The Contini-Volterra Photographic Archive was created by Florentine art connoisseur Count Alessandro Contini-Bonacossi to supplement his own knowledge and understanding of art in support of his growing collection of paintings. After Contini’s death in 1955, the collection was acquired by Florentine antiquarian Gualtiero Volterra, who continued to add photographs to the collection. Vanderbilt University purchased the collection from the Volterra estate in 1969 to support its growing Art History program. It has been used for scholarly research by graduate students, faculty, and visiting scholars. The collection was transferred to Special Collections in 2002 for preservation and broader public access.

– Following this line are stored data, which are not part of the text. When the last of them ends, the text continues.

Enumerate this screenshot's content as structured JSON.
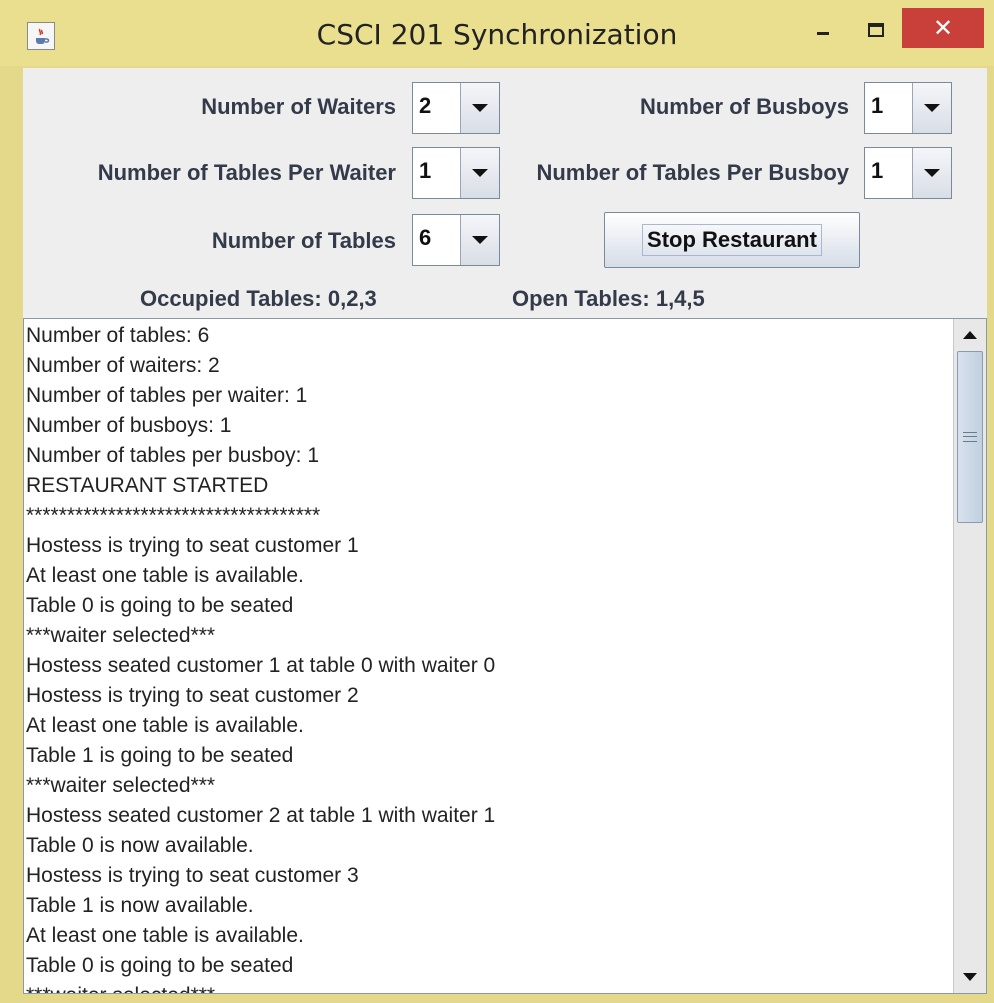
{
  "window": {
    "title": "CSCI 201 Synchronization",
    "minimize_glyph": "—",
    "maximize_glyph": "☐",
    "close_glyph": "✕",
    "app_icon": "java-cup-icon"
  },
  "controls": {
    "waiters_label": "Number of Waiters",
    "waiters_value": "2",
    "busboys_label": "Number of Busboys",
    "busboys_value": "1",
    "tables_per_waiter_label": "Number of Tables Per Waiter",
    "tables_per_waiter_value": "1",
    "tables_per_busboy_label": "Number of Tables Per Busboy",
    "tables_per_busboy_value": "1",
    "tables_label": "Number of Tables",
    "tables_value": "6",
    "stop_button_label": "Stop Restaurant"
  },
  "status": {
    "occupied": "Occupied Tables: 0,2,3",
    "open": "Open Tables: 1,4,5"
  },
  "log": {
    "lines": [
      "Number of tables: 6",
      "Number of waiters: 2",
      "Number of tables per waiter: 1",
      "Number of busboys: 1",
      "Number of tables per busboy: 1",
      "RESTAURANT STARTED",
      "************************************",
      "Hostess is trying to seat customer 1",
      "At least one table is available.",
      "Table 0 is going to be seated",
      "***waiter selected***",
      "Hostess seated customer 1 at table 0 with waiter 0",
      "Hostess is trying to seat customer 2",
      "At least one table is available.",
      "Table 1 is going to be seated",
      "***waiter selected***",
      "Hostess seated customer 2 at table 1 with waiter 1",
      "Table 0 is now available.",
      "Hostess is trying to seat customer 3",
      "Table 1 is now available.",
      "At least one table is available.",
      "Table 0 is going to be seated",
      "***waiter selected***"
    ]
  },
  "colors": {
    "title_bar": "#e9df8f",
    "close_button": "#c9403a",
    "panel": "#eeeeee"
  }
}
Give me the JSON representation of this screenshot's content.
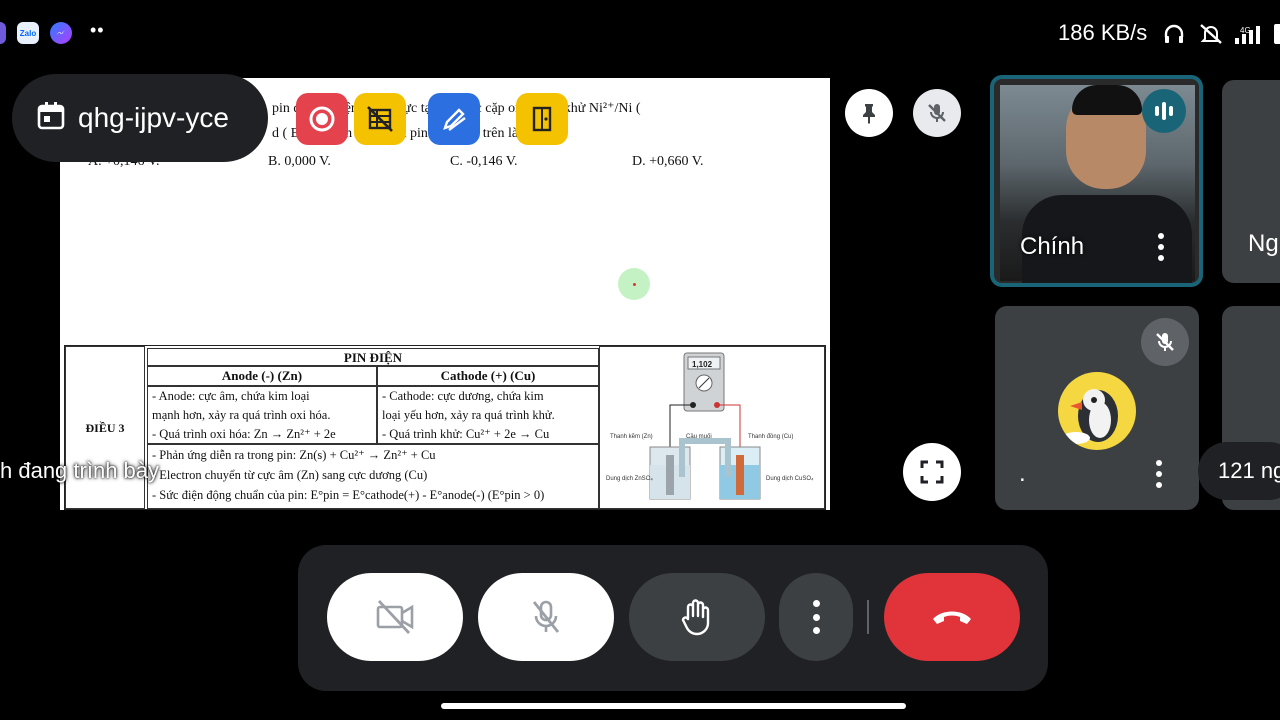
{
  "status_bar": {
    "app_icons": [
      "messenger-like-icon",
      "zalo-icon",
      "messenger-icon"
    ],
    "zalo_label": "Zalo",
    "more": "••",
    "network_speed": "186 KB/s"
  },
  "meeting": {
    "code": "qhg-ijpv-yce"
  },
  "slide": {
    "question_line1": "pin điện hóa         ện          ồm hai       ực tạo bởi các cặp oxi hóa – khử Ni²⁺/Ni (",
    "question_line2": "d ( E                =         V ).      ện động          của pin điện hoá trên là:",
    "options": {
      "a": "A. +0,146 V.",
      "b": "B. 0,000 V.",
      "c": "C. -0,146 V.",
      "d": "D. +0,660 V."
    },
    "table": {
      "row_label": "ĐIỀU 3",
      "header": "PIN ĐIỆN",
      "col_anode": "Anode (-) (Zn)",
      "col_cathode": "Cathode (+) (Cu)",
      "anode_text_1": "- Anode: cực âm, chứa kim loại",
      "anode_text_2": "mạnh hơn, xảy ra quá trình oxi hóa.",
      "anode_text_3": "- Quá trình oxi hóa: Zn → Zn²⁺ + 2e",
      "cathode_text_1": "- Cathode: cực dương, chứa kim",
      "cathode_text_2": "loại yếu hơn, xảy ra quá trình khử.",
      "cathode_text_3": "- Quá trình khử: Cu²⁺ + 2e → Cu",
      "bottom_1": "- Phản ứng diễn ra trong pin: Zn(s) + Cu²⁺ → Zn²⁺ + Cu",
      "bottom_2": "- Electron chuyển từ cực âm (Zn) sang cực dương (Cu)",
      "bottom_3": "- Sức điện động chuẩn của pin: E°pin = E°cathode(+) - E°anode(-) (E°pin > 0)",
      "meter_value": "1,102",
      "lbl_zn": "Thanh kẽm (Zn)",
      "lbl_bridge": "Cầu muối",
      "lbl_cu": "Thanh đồng (Cu)",
      "lbl_znso4": "Dung dịch ZnSO₄",
      "lbl_cuso4": "Dung dịch CuSO₄"
    }
  },
  "caption": {
    "text": "h đang trình bày"
  },
  "participants": [
    {
      "name": "Chính"
    },
    {
      "name": "Ng"
    },
    {
      "name": "."
    },
    {
      "name": "121 ng"
    }
  ],
  "colors": {
    "end_call": "#e0333a",
    "active_speaker_border": "#1a6478",
    "tile_bg": "#3c4043",
    "panel_bg": "#202124"
  }
}
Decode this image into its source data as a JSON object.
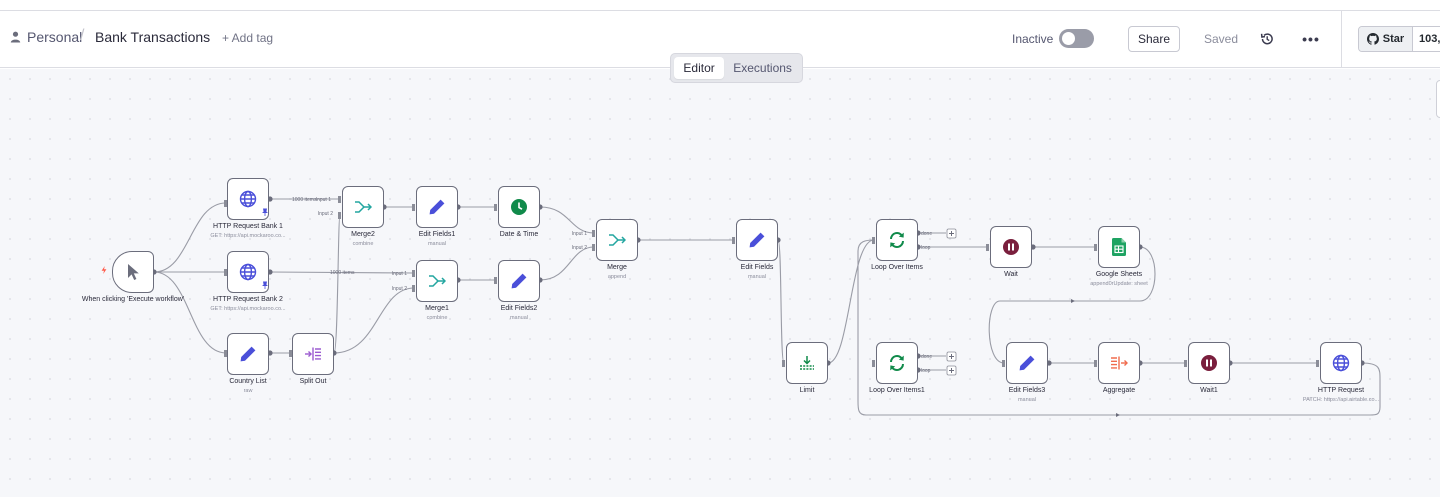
{
  "header": {
    "breadcrumb_personal": "Personal",
    "breadcrumb_sep": "/",
    "workflow_title": "Bank Transactions",
    "add_tag": "+ Add tag",
    "status_label": "Inactive",
    "share_label": "Share",
    "saved_label": "Saved",
    "more_label": "•••",
    "github_star_label": "Star",
    "github_star_count": "103,"
  },
  "tabs": {
    "editor": "Editor",
    "executions": "Executions"
  },
  "colors": {
    "accent_blue": "#4a4fd9",
    "teal": "#23a6a0",
    "green": "#108a4a",
    "sheets_green": "#1ea362",
    "wait_red": "#7a1f3d",
    "aggregate_orange": "#f06b4d",
    "split_purple": "#9b5bd0",
    "trigger_red": "#ff5a4a"
  },
  "nodes": {
    "trigger": {
      "label": "When clicking 'Execute workflow'",
      "icon": "cursor-icon"
    },
    "http1": {
      "label": "HTTP Request Bank 1",
      "sub": "GET: https://api.mockaroo.co...",
      "icon": "globe-icon"
    },
    "http2": {
      "label": "HTTP Request Bank 2",
      "sub": "GET: https://api.mockaroo.co...",
      "icon": "globe-icon"
    },
    "country": {
      "label": "Country List",
      "sub": "raw",
      "icon": "pencil-icon"
    },
    "split": {
      "label": "Split Out",
      "icon": "split-icon"
    },
    "merge2": {
      "label": "Merge2",
      "sub": "combine",
      "icon": "merge-icon"
    },
    "merge1": {
      "label": "Merge1",
      "sub": "combine",
      "icon": "merge-icon"
    },
    "edit1": {
      "label": "Edit Fields1",
      "sub": "manual",
      "icon": "pencil-icon"
    },
    "edit2": {
      "label": "Edit Fields2",
      "sub": "manual",
      "icon": "pencil-icon"
    },
    "datetime": {
      "label": "Date & Time",
      "icon": "clock-icon"
    },
    "merge": {
      "label": "Merge",
      "sub": "append",
      "icon": "merge-icon"
    },
    "edit": {
      "label": "Edit Fields",
      "sub": "manual",
      "icon": "pencil-icon"
    },
    "limit": {
      "label": "Limit",
      "icon": "limit-icon"
    },
    "loop": {
      "label": "Loop Over Items",
      "icon": "loop-icon"
    },
    "loop1": {
      "label": "Loop Over Items1",
      "icon": "loop-icon"
    },
    "wait": {
      "label": "Wait",
      "icon": "pause-icon"
    },
    "sheets": {
      "label": "Google Sheets",
      "sub": "append0rUpdate: sheet",
      "icon": "sheets-icon"
    },
    "edit3": {
      "label": "Edit Fields3",
      "sub": "manual",
      "icon": "pencil-icon"
    },
    "aggregate": {
      "label": "Aggregate",
      "icon": "aggregate-icon"
    },
    "wait1": {
      "label": "Wait1",
      "icon": "pause-icon"
    },
    "httpreq": {
      "label": "HTTP Request",
      "sub": "PATCH: https://api.airtable.co...",
      "icon": "globe-icon"
    }
  },
  "edge_labels": {
    "items_1000_a": "1000 items",
    "input1": "Input 1",
    "input2": "Input 2",
    "items_1000_b": "1000 items",
    "input1_b": "Input 1",
    "input2_b": "Input 2",
    "input1_c": "Input 1",
    "input2_c": "Input 2",
    "done": "done",
    "loop": "loop",
    "done_b": "done",
    "loop_b": "loop"
  }
}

The combined research collection contains over 50,000 photographs of art objects created in Europe during the 13th through 20th centuries. The collection is especially strong in Italian art of the 13th through 18th centuries, offering breadth and depth coverage of each major Italian region and featuring both major (Botticelli, Tintoretto) as well as lesser known (Turino Vanni di Rigoli, Deodato Orlandi) artists of the period.
This distinctive visual resource provides important support materials for scholars and advanced students who undertake art history research.
About the Database
We are grateful to the Samuel H. Kress Foundation for its generous support of this project. Kress Foundation funding paid for preservation of the collection and for art history assistants to research objects depicted in the photographs.
Over half of the collection has been digitized, described, and incorporated into the database. Researchers may search by keyword or use established subject headings and author names to explore the images. Results pages display a thumbnail and short title, while individual record pages feature expanded descriptions, full subject headings, links to enlarged images, and other information.